Some of my preferences:

  • I gravitate to companies with market capitalization between $500 million and $2 billion, plus or minus. I believe companies this size are big enough to have established themselves, but too small for most of Wall Street to have found. Often they have between 1 and 4 analysts following them and good information is hard to find. Maybe I can find a nugget of news that shows me the market has miss-valued the stock.
  • I like industries with products people and business must have: Energy, transport, gambling, banking., infrastructure. Well run companies in these business can often count on a certain built in customer base and work to maintain or improve margins.
  • I get interested in a company that has a business or niche I have not previously heard of. This might be a company that has carved out a profitable niche by offering a unique product or service. I will read deeper to see if there is more to get interested in.

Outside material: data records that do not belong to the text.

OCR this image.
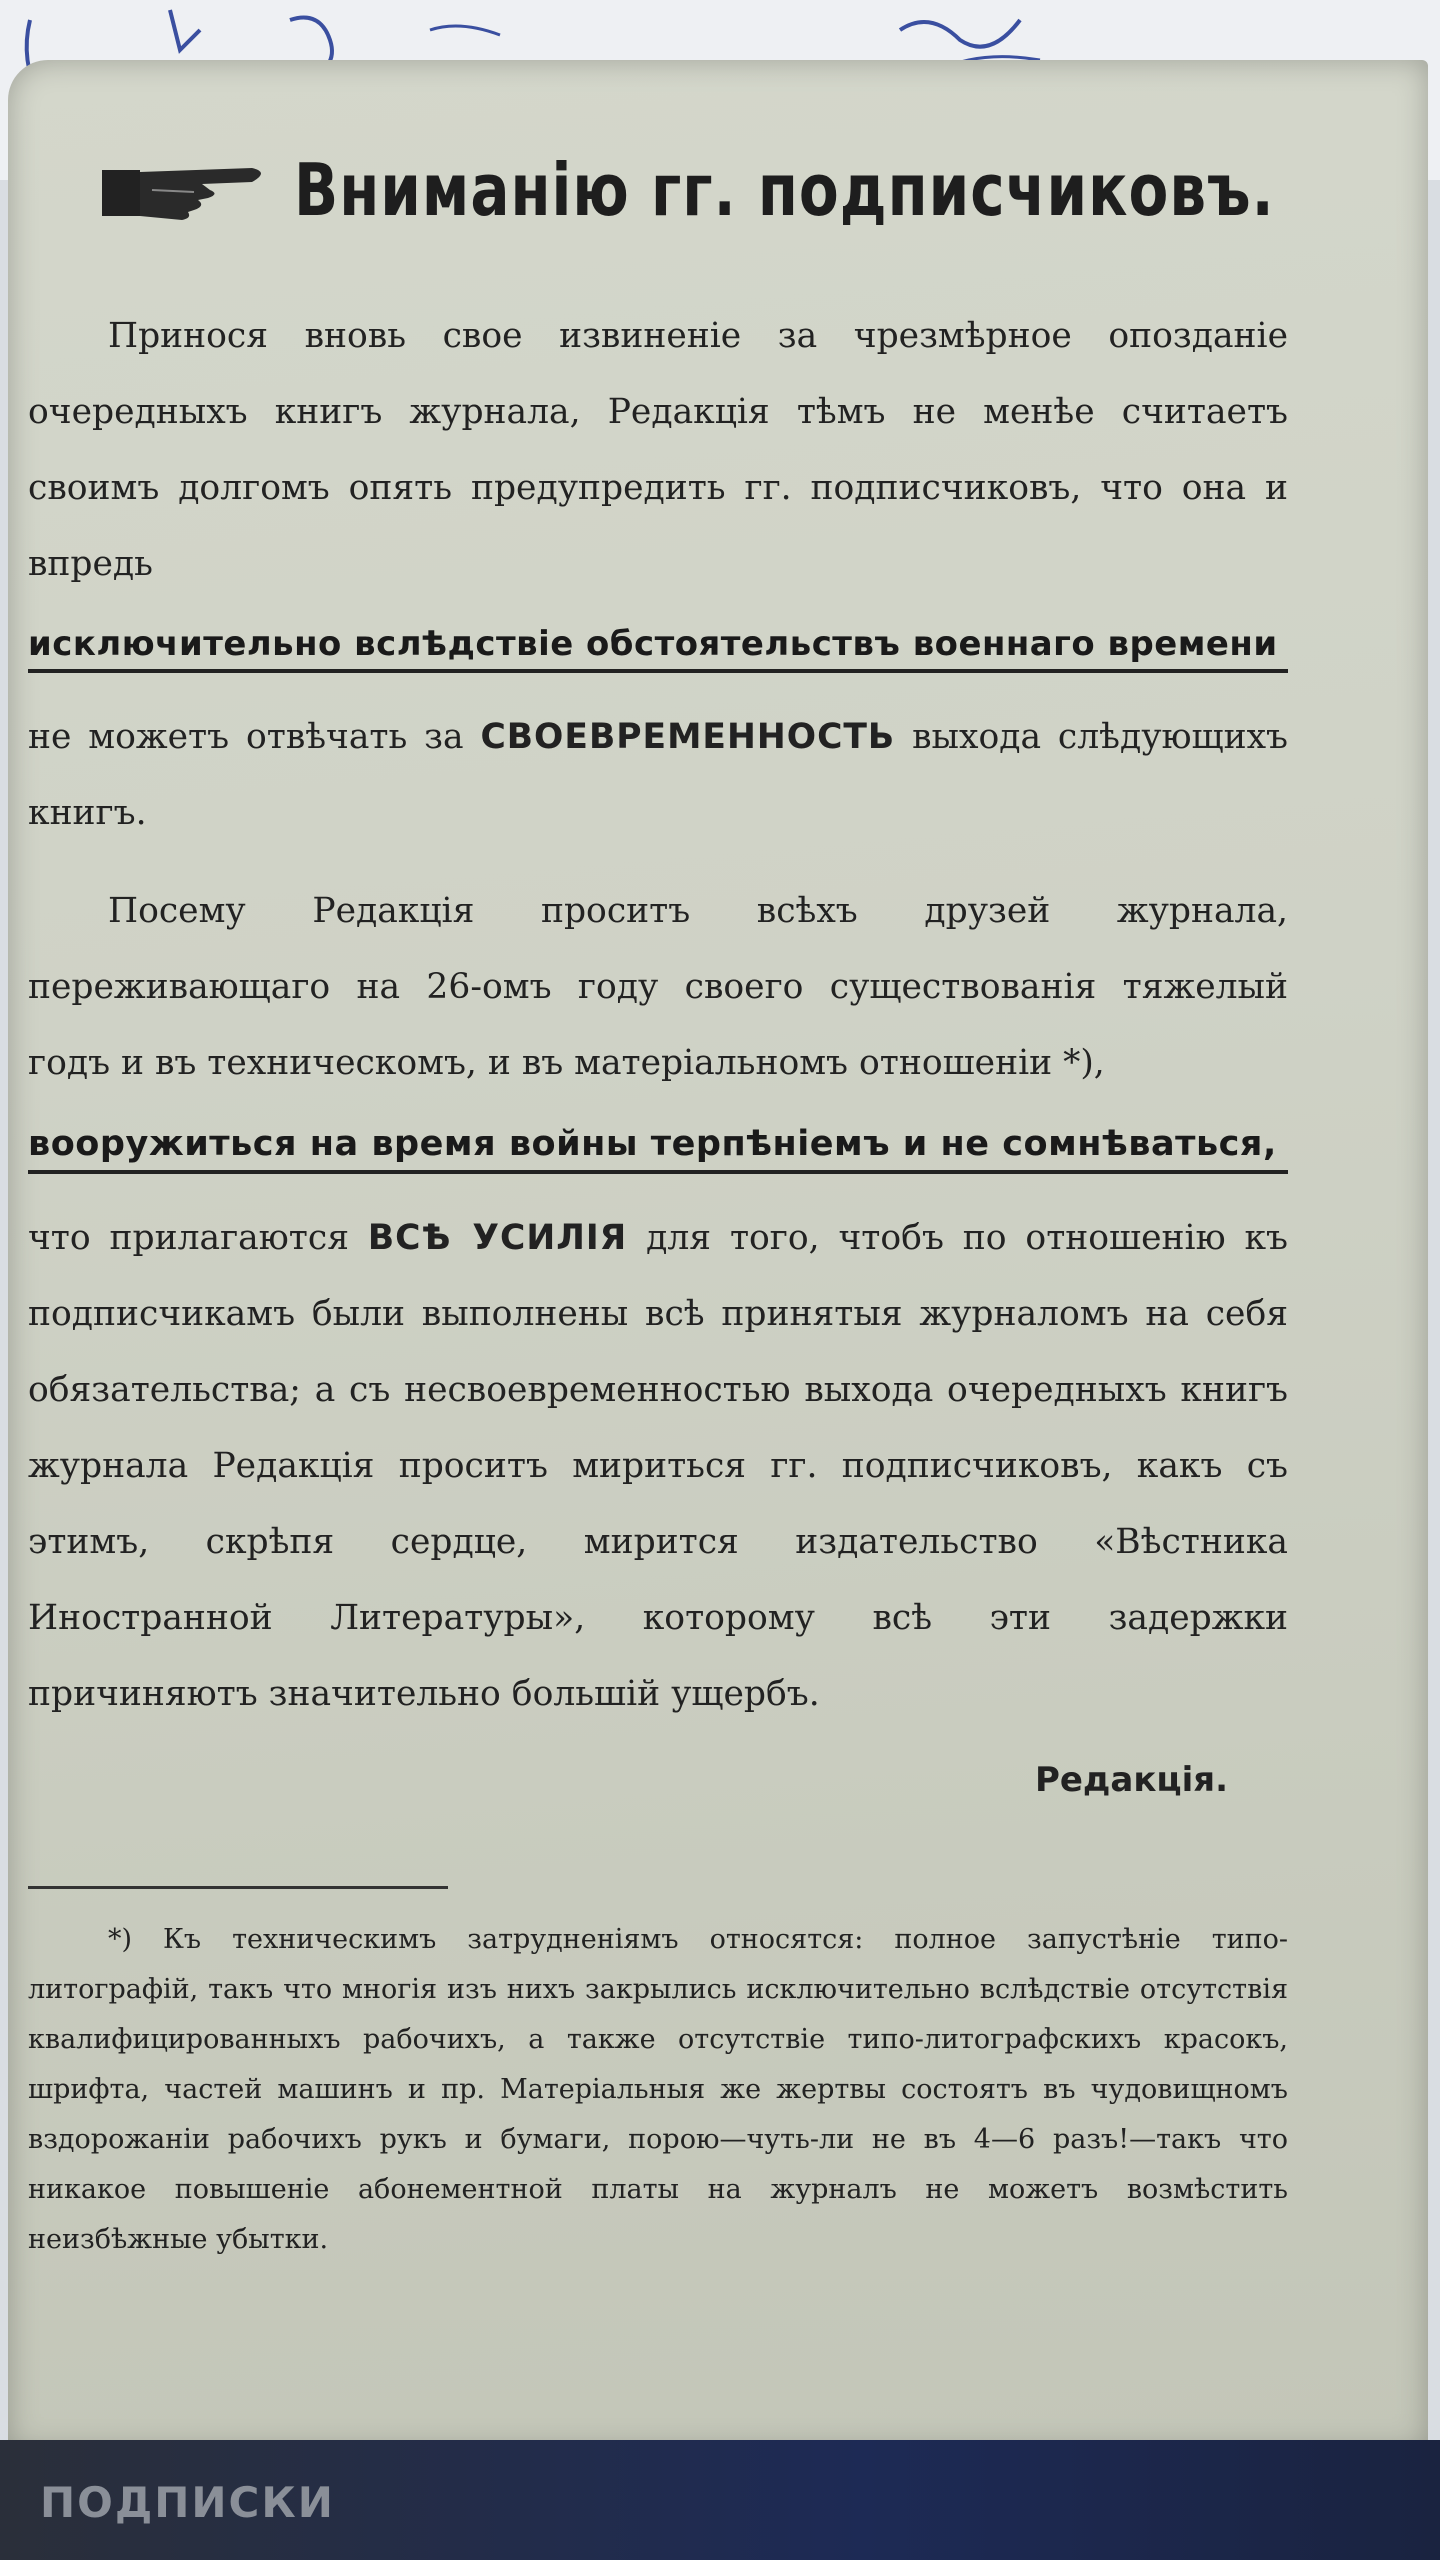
Вниманію гг. подписчиковъ.

Принося вновь свое извиненіе за чрезмѣрное опозданіе очередныхъ книгъ журнала, Редакція тѣмъ не менѣе считаетъ своимъ долгомъ опять предупредить гг. подписчиковъ, что она и впредь

исключительно вслѣдствіе обстоятельствъ военнаго времени

не можетъ отвѣчать за СВОЕВРЕМЕННОСТЬ выхода слѣдующихъ книгъ.

Посему Редакція проситъ всѣхъ друзей журнала, переживающаго на 26-омъ году своего существованія тяжелый годъ и въ техническомъ, и въ матеріальномъ отношеніи *),

вооружиться на время войны терпѣніемъ и не сомнѣваться,

что прилагаются ВСѢ УСИЛІЯ для того, чтобъ по отношенію къ подписчикамъ были выполнены всѣ принятыя журналомъ на себя обязательства; а съ несвоевременностью выхода очередныхъ книгъ журнала Редакція проситъ мириться гг. подписчиковъ, какъ съ этимъ, скрѣпя сердце, мирится издательство «Вѣстника Иностранной Литературы», которому всѣ эти задержки причиняютъ значительно большій ущербъ.

Редакція.

*) Къ техническимъ затрудненіямъ относятся: полное запустѣніе типо-литографій, такъ что многія изъ нихъ закрылись исключительно вслѣдствіе отсутствія квалифицированныхъ рабочихъ, а также отсутствіе типо-литографскихъ красокъ, шрифта, частей машинъ и пр. Матеріальныя же жертвы состоятъ въ чудовищномъ вздорожаніи рабочихъ рукъ и бумаги, порою—чуть-ли не въ 4—6 разъ!—такъ что никакое повышеніе абонементной платы на журналъ не можетъ возмѣстить неизбѣжные убытки.

ПОДПИСКИ
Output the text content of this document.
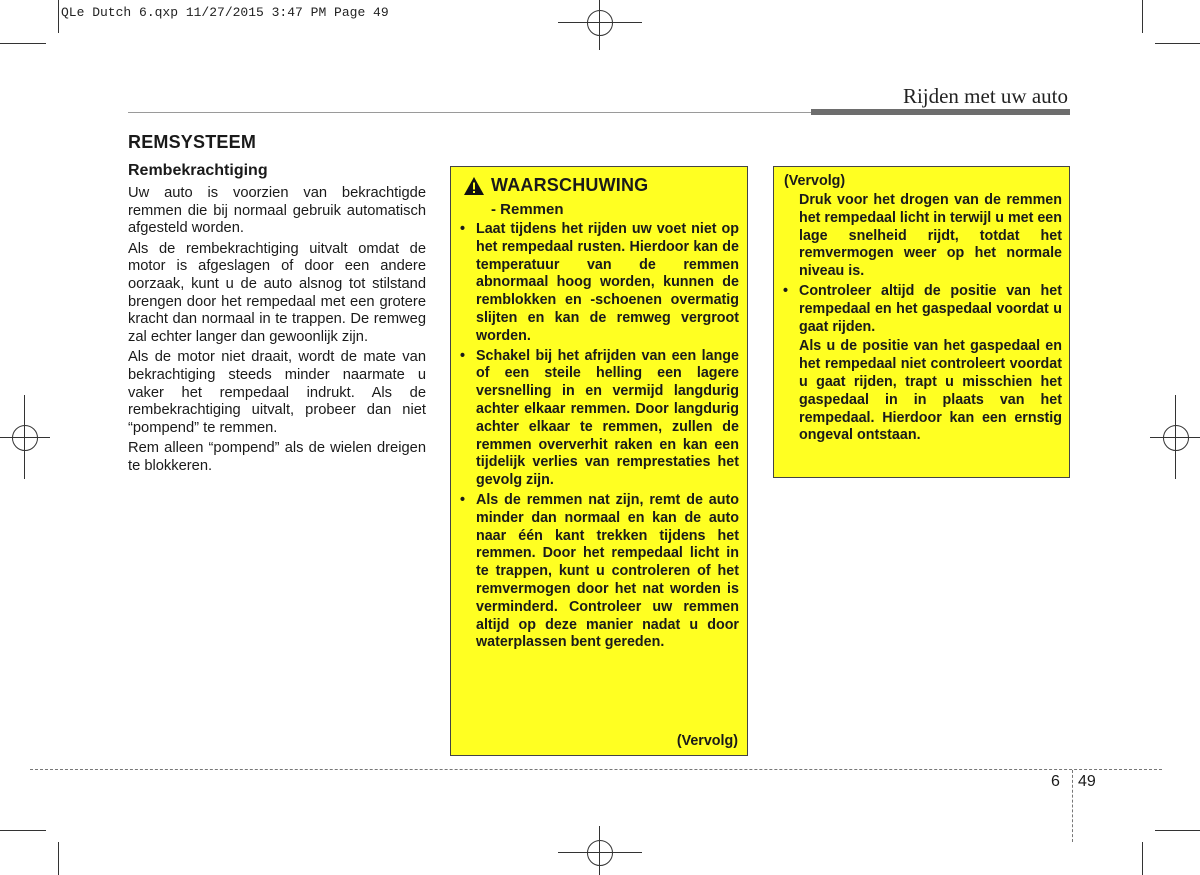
QLe Dutch 6.qxp 11/27/2015 3:47 PM Page 49
Rijden met uw auto
REMSYSTEEM
Rembekrachtiging

Uw auto is voorzien van bekrachtigde remmen die bij normaal gebruik automatisch afgesteld worden.

Als de rembekrachtiging uitvalt omdat de motor is afgeslagen of door een andere oorzaak, kunt u de auto alsnog tot stilstand brengen door het rempedaal met een grotere kracht dan normaal in te trappen. De remweg zal echter langer dan gewoonlijk zijn.

Als de motor niet draait, wordt de mate van bekrachtiging steeds minder naarmate u vaker het rempedaal indrukt. Als de rembekrachtiging uitvalt, probeer dan niet “pompend” te remmen.

Rem alleen “pompend” als de wielen dreigen te blokkeren.

WAARSCHUWING
- Remmen
• Laat tijdens het rijden uw voet niet op het rempedaal rusten. Hierdoor kan de temperatuur van de remmen abnormaal hoog worden, kunnen de remblokken en -schoenen overmatig slijten en kan de remweg vergroot worden.
• Schakel bij het afrijden van een lange of een steile helling een lagere versnelling in en vermijd langdurig achter elkaar remmen. Door langdurig achter elkaar te remmen, zullen de remmen oververhit raken en kan een tijdelijk verlies van remprestaties het gevolg zijn.
• Als de remmen nat zijn, remt de auto minder dan normaal en kan de auto naar één kant trekken tijdens het remmen. Door het rempedaal licht in te trappen, kunt u controleren of het remvermogen door het nat worden is verminderd. Controleer uw remmen altijd op deze manier nadat u door waterplassen bent gereden.
(Vervolg)
(Vervolg)
Druk voor het drogen van de remmen het rempedaal licht in terwijl u met een lage snelheid rijdt, totdat het remvermogen weer op het normale niveau is.
• Controleer altijd de positie van het rempedaal en het gaspedaal voordat u gaat rijden.
Als u de positie van het gaspedaal en het rempedaal niet controleert voordat u gaat rijden, trapt u misschien het gaspedaal in in plaats van het rempedaal. Hierdoor kan een ernstig ongeval ontstaan.
6 49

Once I find a company of interest I usually add it to this site’s Watch List. At some point I will come back to it and dig deeper into finances and their story. It may be the next day or weeks down the road. Right now energy companies are hot and anything to do with home construction is not. I have some of both on the Watch List to get back to as market conditions change. When I review deeper I may keep a stock on the list, remove it because I do not find a compelling reason to keep monitoring it, or move it to one of the portfolios I track here. One thing I try to keep in mind is that prospects change for companies, sectors and markets and it is important to keep options open.